Sua oficina cresceu, contratando cinco pessoas, e durante os anos 1970 e 80 produzia 600 pares por mês, às vezes sendo necessário trabalhar durante a noite para completar encomendas. A fama de sua marca cresceu entre os jogadores.

Durante a Copa do Mundo de 1970, Rivas e Colmenero fizeram sapatos para Pelé, do Brasil, e Bobby Charlton, da Inglaterra. Mais tarde, produziram um par para o astro mexicano Hugo Sánchez, contou a filha de Colmenero.

"Naquela época, era difícil encontrar boas chuteiras", disse Felix Fernández, antigo goleiro do Atlante e da seleção mexicana, que agora é comentarista da Univision.

Bairro de Valle de Chalco, Cidade do México, onde fica a oficina de José Luis Rivera

Bairro de Valle de Chalco, Cidade do México, onde fica a oficina de José Luis Rivera (Brett Gundlock)

Antes de Colmenero, disse ele, "mesmo para um jogador profissional, a única opção era comprar chuteiras importadas no mercado negro em Tepito". Naquela época, o México não tinha acesso ao mercado global como hoje, e os produtos importados que conseguiam chegar ao país eram absurdamente caros.

"Eram tempos diferentes. Hoje, todas as marcas estão disponíveis", disse Fernández.
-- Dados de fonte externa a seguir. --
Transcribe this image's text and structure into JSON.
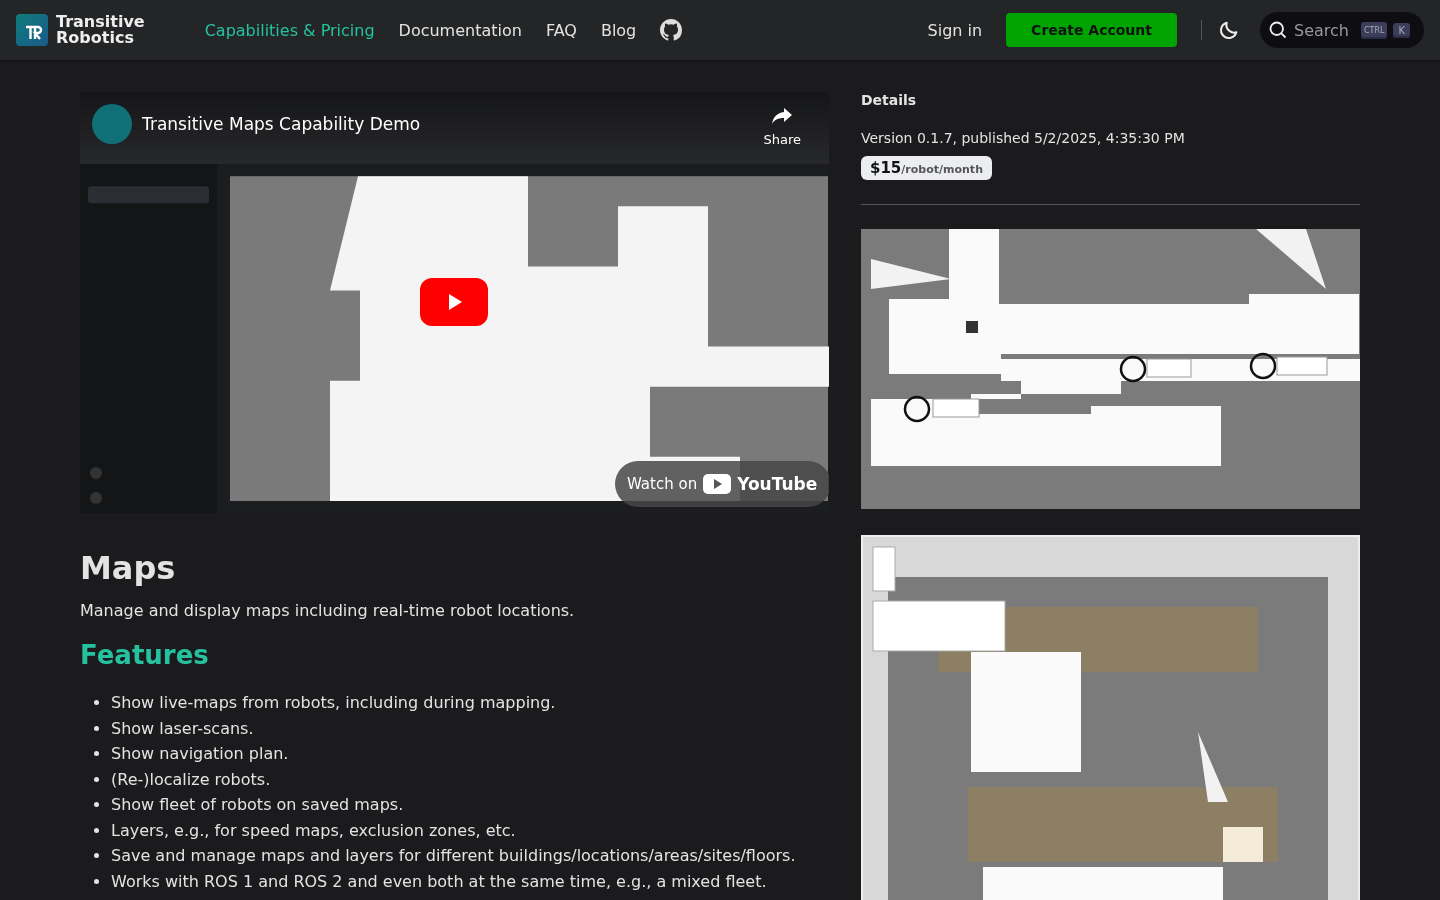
{
  "header": {
    "logo": {
      "line1": "Transitive",
      "line2": "Robotics"
    },
    "nav": [
      {
        "label": "Capabilities & Pricing",
        "selected": true
      },
      {
        "label": "Documentation",
        "selected": false
      },
      {
        "label": "FAQ",
        "selected": false
      },
      {
        "label": "Blog",
        "selected": false
      }
    ],
    "sign_in": "Sign in",
    "create_account": "Create Account",
    "search": {
      "placeholder": "Search",
      "keys": [
        "CTRL",
        "K"
      ]
    }
  },
  "video": {
    "kind": "picture",
    "title": "Transitive Maps Capability Demo",
    "share": "Share",
    "watch_on": "Watch on",
    "youtube": "YouTube"
  },
  "content": {
    "title": "Maps",
    "description": "Manage and display maps including real-time robot locations.",
    "features_heading": "Features",
    "features": [
      "Show live-maps from robots, including during mapping.",
      "Show laser-scans.",
      "Show navigation plan.",
      "(Re-)localize robots.",
      "Show fleet of robots on saved maps.",
      "Layers, e.g., for speed maps, exclusion zones, etc.",
      "Save and manage maps and layers for different buildings/locations/areas/sites/floors.",
      "Works with ROS 1 and ROS 2 and even both at the same time, e.g., a mixed fleet."
    ]
  },
  "details": {
    "heading": "Details",
    "version": "Version 0.1.7, published 5/2/2025, 4:35:30 PM",
    "price": "$15",
    "price_unit": "/robot/month"
  }
}
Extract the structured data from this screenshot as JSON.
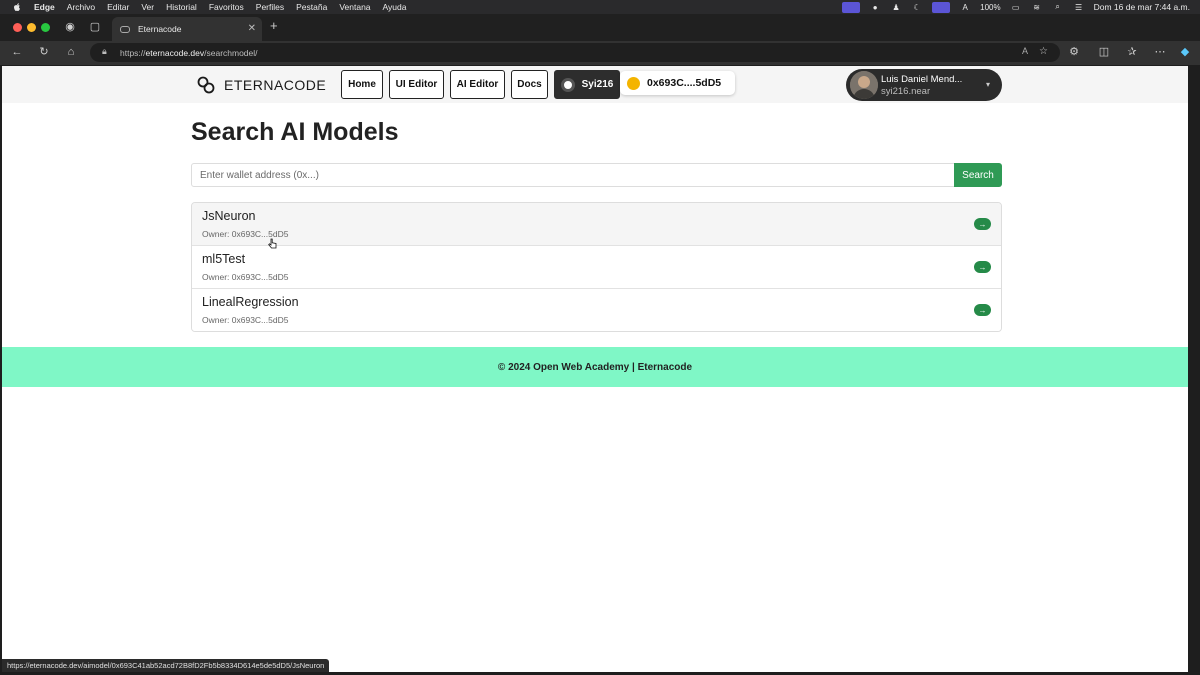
{
  "menubar": {
    "items": [
      "Edge",
      "Archivo",
      "Editar",
      "Ver",
      "Historial",
      "Favoritos",
      "Perfiles",
      "Pestaña",
      "Ventana",
      "Ayuda"
    ],
    "battery": "100%",
    "datetime": "Dom 16 de mar  7:44 a.m."
  },
  "browser": {
    "tab_title": "Eternacode",
    "url_scheme": "https://",
    "url_host": "eternacode.dev",
    "url_path": "/searchmodel/",
    "status_url": "https://eternacode.dev/aimodel/0x693C41ab52acd72B8fD2Fb5b8334D614e5de5dD5/JsNeuron"
  },
  "header": {
    "brand": "ETERNACODE",
    "nav": {
      "home": "Home",
      "ui_editor": "UI Editor",
      "ai_editor": "AI Editor",
      "docs": "Docs",
      "syi": "Syi216"
    },
    "wallet": "0x693C....5dD5",
    "user": {
      "name": "Luis Daniel Mend...",
      "account": "syi216.near"
    }
  },
  "main": {
    "title": "Search AI Models",
    "search_placeholder": "Enter wallet address (0x...)",
    "search_button": "Search",
    "models": [
      {
        "name": "JsNeuron",
        "owner": "Owner: 0x693C...5dD5"
      },
      {
        "name": "ml5Test",
        "owner": "Owner: 0x693C...5dD5"
      },
      {
        "name": "LinealRegression",
        "owner": "Owner: 0x693C...5dD5"
      }
    ],
    "arrow": "→"
  },
  "footer": {
    "text": "© 2024 Open Web Academy | Eternacode"
  },
  "colors": {
    "accent": "#2f9a55",
    "footer_bg": "#7ff7c6",
    "wallet_coin": "#f4b400"
  }
}
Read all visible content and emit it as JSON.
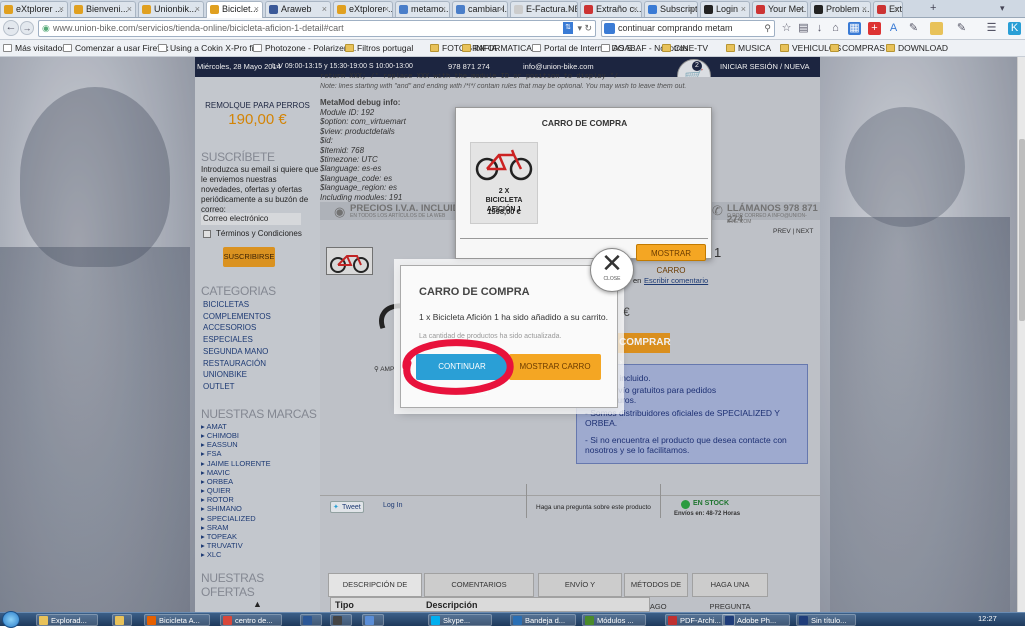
{
  "browser": {
    "tabs": [
      {
        "label": "eXtplorer ...",
        "color": "#e0a020"
      },
      {
        "label": "Bienveni...",
        "color": "#e0a020"
      },
      {
        "label": "Unionbik...",
        "color": "#e0a020"
      },
      {
        "label": "Biciclet...",
        "color": "#e0a020",
        "active": true
      },
      {
        "label": "Araweb",
        "color": "#3b5998"
      },
      {
        "label": "eXtplorer ...",
        "color": "#e0a020"
      },
      {
        "label": "metamo...",
        "color": "#4a7ec9"
      },
      {
        "label": "cambiar l...",
        "color": "#4a7ec9"
      },
      {
        "label": "E-Factura.NET",
        "color": "#cccccc"
      },
      {
        "label": "Extraño c...",
        "color": "#cc3333"
      },
      {
        "label": "Subscript...",
        "color": "#3a7bd5"
      },
      {
        "label": "Login",
        "color": "#222222"
      },
      {
        "label": "Your Met...",
        "color": "#cc3333"
      },
      {
        "label": "Problem ...",
        "color": "#222222"
      },
      {
        "label": "Extr...",
        "color": "#cc3333"
      }
    ],
    "url": "www.union-bike.com/servicios/tienda-online/bicicleta-aficion-1-detail#cart",
    "search": "continuar comprando metam",
    "bookmarks": [
      "Más visitados",
      "Comenzar a usar Firefox",
      "Using a Cokin X-Pro fil...",
      "Photozone - Polarizer ...",
      "Filtros portugal",
      "FOTOGRAFIA",
      "INFORMATICA",
      "Portal de Internet DO S...",
      "ASABAF - Nosotros",
      "CINE-TV",
      "MUSICA",
      "VEHICULOS",
      "COMPRAS",
      "DOWNLOAD"
    ]
  },
  "site": {
    "topbar": {
      "date": "Miércoles, 28 Mayo 2014",
      "hours": "L-V 09:00-13:15 y 15:30-19:00 S 10:00-13:00",
      "phone": "978 871 274",
      "email": "info@union-bike.com",
      "login": "INICIAR SESIÓN / NUEVA CUENTA"
    },
    "sidebar": {
      "product_name": "REMOLQUE PARA PERROS",
      "product_price": "190,00 €",
      "subscribe_title": "SUSCRÍBETE",
      "subscribe_text": "Introduzca su email si quiere que le enviemos nuestras novedades, ofertas y ofertas periódicamente a su buzón de correo:",
      "email_placeholder": "Correo electrónico",
      "terms_label": "Términos y Condiciones",
      "subscribe_button": "SUSCRIBIRSE",
      "categories_title": "CATEGORIAS",
      "categories": [
        "BICICLETAS",
        "COMPLEMENTOS",
        "ACCESORIOS",
        "ESPECIALES",
        "SEGUNDA MANO",
        "RESTAURACIÓN",
        "UNIONBIKE",
        "OUTLET"
      ],
      "brands_title": "NUESTRAS MARCAS",
      "brands": [
        "AMAT",
        "CHIMOBI",
        "EASSUN",
        "FSA",
        "JAIME LLORENTE",
        "MAVIC",
        "ORBEA",
        "QUIER",
        "ROTOR",
        "SHIMANO",
        "SPECIALIZED",
        "SRAM",
        "TOPEAK",
        "TRUVATIV",
        "XLC"
      ],
      "offers_title": "NUESTRAS OFERTAS"
    },
    "debug": {
      "code_line": "return XXX; /* replace XXX with the module ID or position to display */",
      "note": "Note: lines starting with \"and\" and ending with /*!*/ contain rules that may be optional. You may wish to leave them out.",
      "title": "MetaMod debug info:",
      "lines": [
        "Module ID: 192",
        "$option: com_virtuemart",
        "$view: productdetails",
        "$id:",
        "$Itemid: 768",
        "$timezone: UTC",
        "$language: es-es",
        "$language_code: es",
        "$language_region: es",
        "Including modules: 191"
      ]
    },
    "info_strip": {
      "left_title": "PRECIOS I.V.A. INCLUIDO",
      "left_sub": "EN TODOS LOS ARTÍCULOS DE LA WEB",
      "right_title": "LLÁMANOS 978 871 274",
      "right_sub": "O POR CORREO A INFO@UNION-BIKE.COM"
    },
    "pager": "PREV | NEXT",
    "cart_dropdown": {
      "title": "CARRO DE COMPRA",
      "item_qty_name": "2 X BICICLETA AFICIÓN 1",
      "item_price": "1998,00 €",
      "button": "MOSTRAR CARRO",
      "count": "2"
    },
    "product": {
      "qty_digit": "1",
      "comment_link": "Escribir comentario",
      "comment_prefix": "en",
      "euro": "€",
      "buy_button": "COMPRAR",
      "enlarge": "AMP",
      "info_lines": [
        "I.V.A. incluido.",
        "de envío gratuitos para pedidos",
        "les>90 euros.",
        "- Somos distribuidores oficiales de SPECIALIZED Y ORBEA.",
        "- Si no encuentra el producto que desea contacte con nosotros y se lo facilitamos."
      ]
    },
    "social": {
      "tweet": "Tweet",
      "login": "Log In",
      "question": "Haga una pregunta sobre este producto",
      "stock": "EN STOCK",
      "delivery": "Envíos en: 48-72 Horas"
    },
    "product_tabs": [
      "DESCRIPCIÓN DE PRODUCTO",
      "COMENTARIOS",
      "ENVÍO Y DEVOLUCIONES",
      "MÉTODOS DE PAGO",
      "HAGA UNA PREGUNTA"
    ],
    "table_headers": [
      "Tipo",
      "Descripción"
    ]
  },
  "modal": {
    "title": "CARRO DE COMPRA",
    "message": "1 x Bicicleta Afición 1 ha sido añadido a su carrito.",
    "sub_message": "La cantidad de productos ha sido actualizada.",
    "continue_button": "CONTINUAR COMPRANDO",
    "show_cart_button": "MOSTRAR CARRO",
    "close_label": "CLOSE"
  },
  "taskbar": {
    "items": [
      {
        "label": "Explorad...",
        "color": "#e8c25a"
      },
      {
        "label": "",
        "color": "#e8c25a"
      },
      {
        "label": "Bicicleta A...",
        "color": "#e66000"
      },
      {
        "label": "centro de...",
        "color": "#d9473a"
      },
      {
        "label": "",
        "color": "#2b5797"
      },
      {
        "label": "",
        "color": "#444444"
      },
      {
        "label": "",
        "color": "#5a8dd6"
      },
      {
        "label": "Skype...",
        "color": "#00aff0"
      },
      {
        "label": "Bandeja d...",
        "color": "#2a6fb5"
      },
      {
        "label": "Módulos ...",
        "color": "#4a8a2a"
      },
      {
        "label": "PDF-Archi...",
        "color": "#c03030"
      },
      {
        "label": "Adobe Ph...",
        "color": "#1f3d7a"
      },
      {
        "label": "Sin título...",
        "color": "#1f3d7a"
      }
    ],
    "clock": "12:27"
  },
  "colors": {
    "highlight_circle": "#e8123c",
    "blue_button": "#2a9fd6",
    "orange_button": "#f4a623"
  }
}
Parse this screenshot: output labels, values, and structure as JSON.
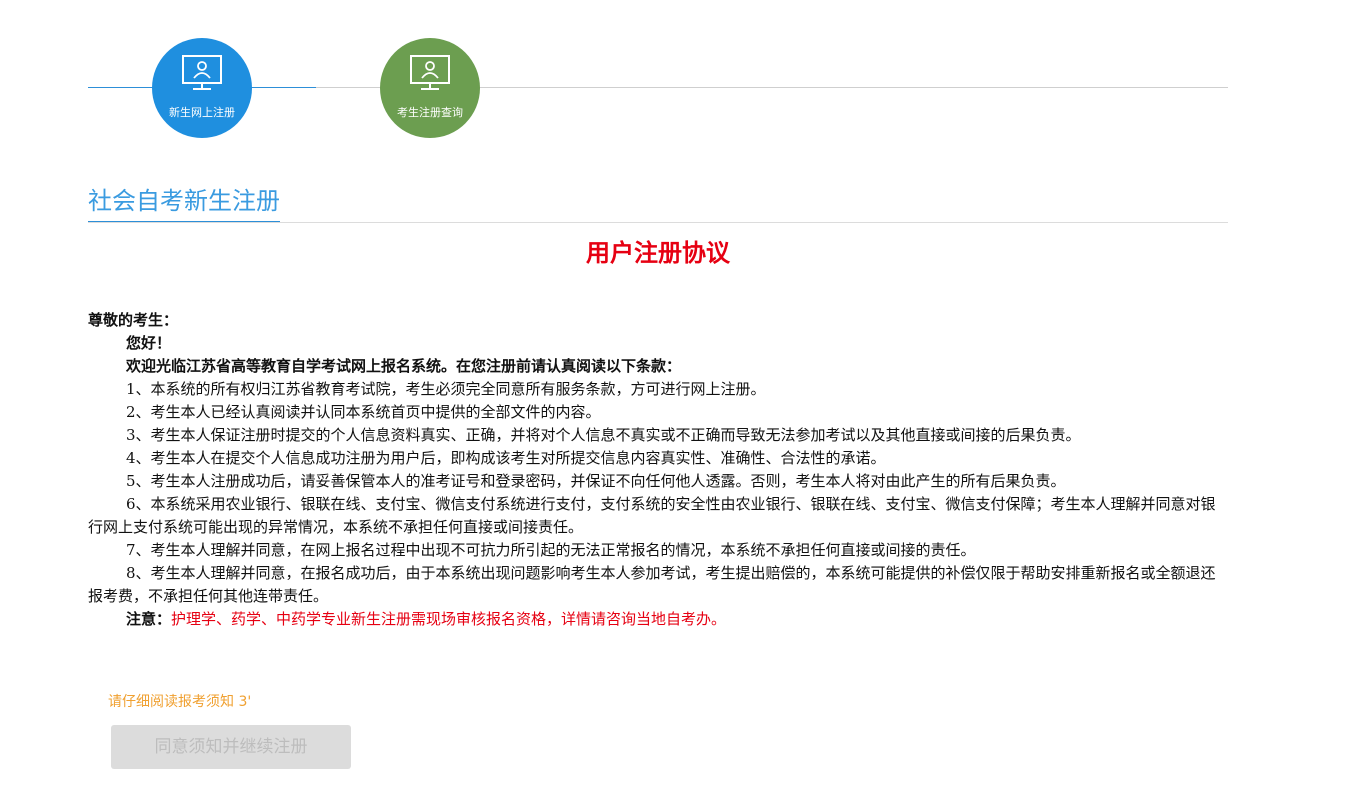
{
  "steps": [
    {
      "label": "新生网上注册",
      "icon": "user-monitor-icon",
      "color": "#1f8fdf",
      "active": true
    },
    {
      "label": "考生注册查询",
      "icon": "user-monitor-icon",
      "color": "#6c9e50",
      "active": false
    }
  ],
  "section": {
    "title": "社会自考新生注册"
  },
  "agreement": {
    "title": "用户注册协议",
    "salutation": "尊敬的考生：",
    "greeting": "您好！",
    "intro": "欢迎光临江苏省高等教育自学考试网上报名系统。在您注册前请认真阅读以下条款：",
    "clauses": [
      "1、本系统的所有权归江苏省教育考试院，考生必须完全同意所有服务条款，方可进行网上注册。",
      "2、考生本人已经认真阅读并认同本系统首页中提供的全部文件的内容。",
      "3、考生本人保证注册时提交的个人信息资料真实、正确，并将对个人信息不真实或不正确而导致无法参加考试以及其他直接或间接的后果负责。",
      "4、考生本人在提交个人信息成功注册为用户后，即构成该考生对所提交信息内容真实性、准确性、合法性的承诺。",
      "5、考生本人注册成功后，请妥善保管本人的准考证号和登录密码，并保证不向任何他人透露。否则，考生本人将对由此产生的所有后果负责。",
      "6、本系统采用农业银行、银联在线、支付宝、微信支付系统进行支付，支付系统的安全性由农业银行、银联在线、支付宝、微信支付保障；考生本人理解并同意对银行网上支付系统可能出现的异常情况，本系统不承担任何直接或间接责任。",
      "7、考生本人理解并同意，在网上报名过程中出现不可抗力所引起的无法正常报名的情况，本系统不承担任何直接或间接的责任。",
      "8、考生本人理解并同意，在报名成功后，由于本系统出现问题影响考生本人参加考试，考生提出赔偿的，本系统可能提供的补偿仅限于帮助安排重新报名或全额退还报考费，不承担任何其他连带责任。"
    ],
    "note_label": "注意：",
    "note_text": "护理学、药学、中药学专业新生注册需现场审核报名资格，详情请咨询当地自考办。"
  },
  "countdown": "请仔细阅读报考须知 3'",
  "agree_button": {
    "label": "同意须知并继续注册",
    "disabled": true
  },
  "colors": {
    "accent_blue": "#1f8fdf",
    "accent_green": "#6c9e50",
    "warning_red": "#e60012",
    "countdown_orange": "#f0a030"
  }
}
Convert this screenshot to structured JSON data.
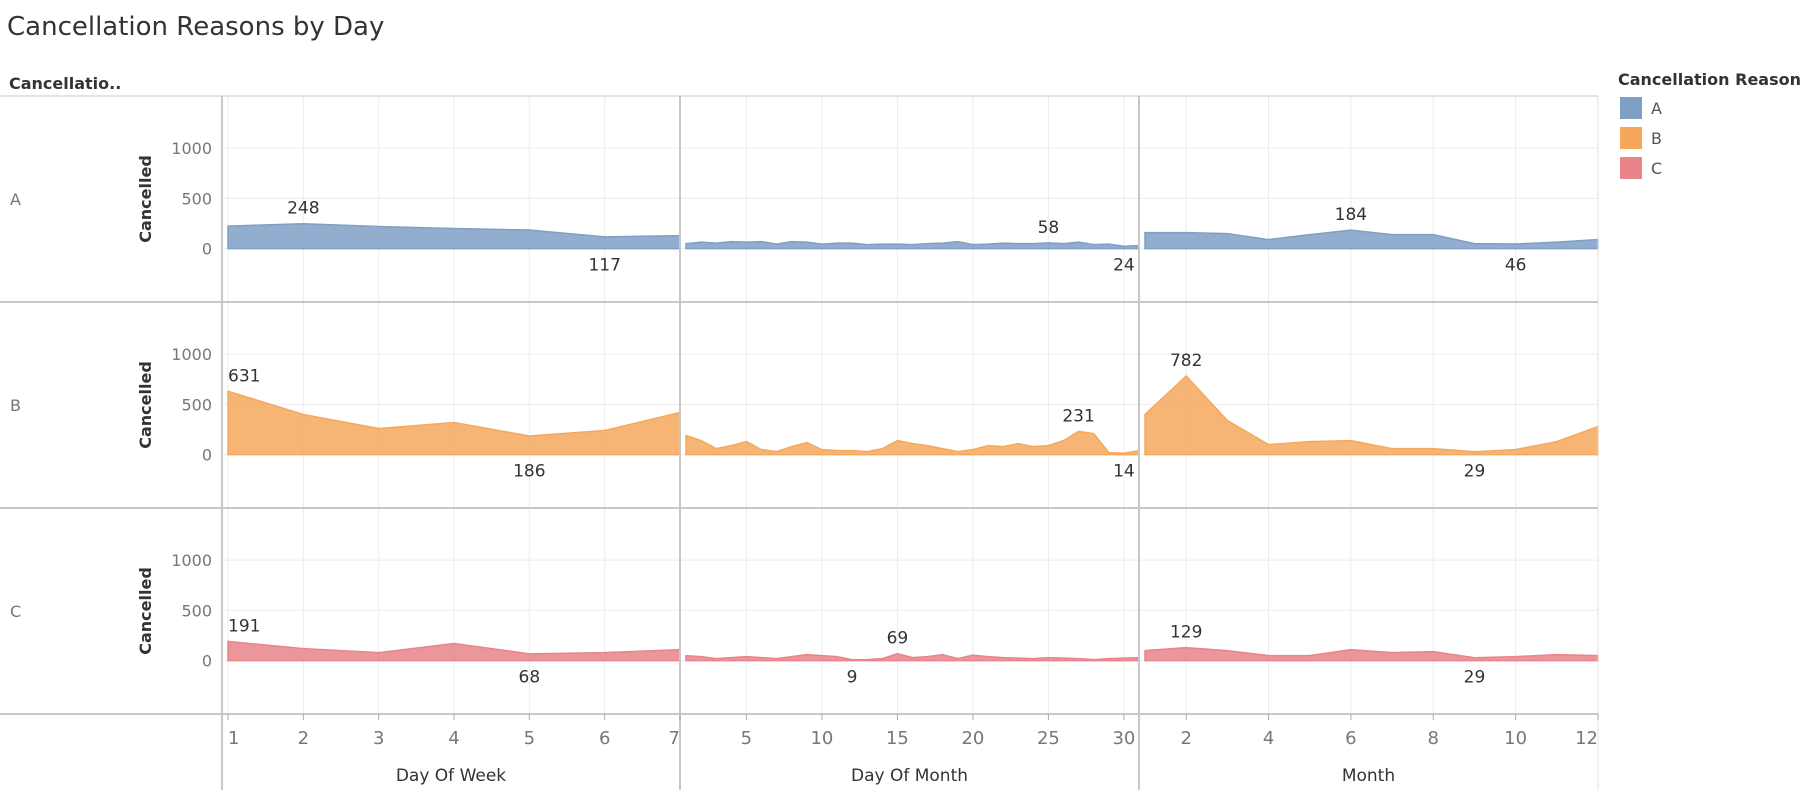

Depois que o Nafta derrubou barreiras comerciais na década de 1990, as chuteiras baratas do exterior chegaram ao México aos montes. "A demanda pelas nossas caiu", contou Rivera. Com marcas bem conhecidas em todos os shoppings mexicanos, os jovens jogadores já não queriam usar chuteiras sem logotipo, feitas pelos velhos de Tepito.

No início dos anos 2000, a produção de Rivas e Colmenero caíra pela metade – para cerca de 300 pares por mês. Em 2008, quando Rivera, o aprendiz, tinha finalmente aprendido a montar magistralmente o par perfeito, o negócio estava indo bem mal.

"Recebíamos encomendas de cinco a dez pares por semana, ou às vezes nenhuma", disse ele.

Em 2012, após a morte de Colmenero, Rivas entregou o que restava do negócio para seu genro. O ofício está morto, Rivas disse a Rivera. Leve todas as máquinas para sua casa, elas são suas. "Se alguém encomendar algo, você consegue dar conta", disse Rivera.

Dois anos depois, Rivas também morreu.

"Eu diria que ele morreu quando parou de fazer chuteiras", disse Rivera.

No funeral de Rivas, os herdeiros de Colmenero perguntaram a Rivera se ele continuaria o negócio em nome de seu pai, e ele concordou.

Rivas continua a fazer cerca de cinco a 10 pares de chuteiras por mês para alguns compradores leais; elas custam 1.200 pesos (cerca de US$ 62) o par. A oficina fica agora ao lado de sua casa no bairro operário de Valle de Chalco, na beira de uma rua de terra sem nome. Na sala escassamente mobiliada, há uma mesa de madeira, uma máquina de costura e rolos de couro. Ele leva cerca de três horas para fazer um par de chuteiras agora, montando cuidadosamente cada uma sobre um molde de madeira, com ferramentas que moldam o couro. Cada par é feito por encomenda, salienta ele, assegurando que não existem dois semelhantes.

"Elas são como luvas para os pés. Únicas. E nós as fazemos com muito amor."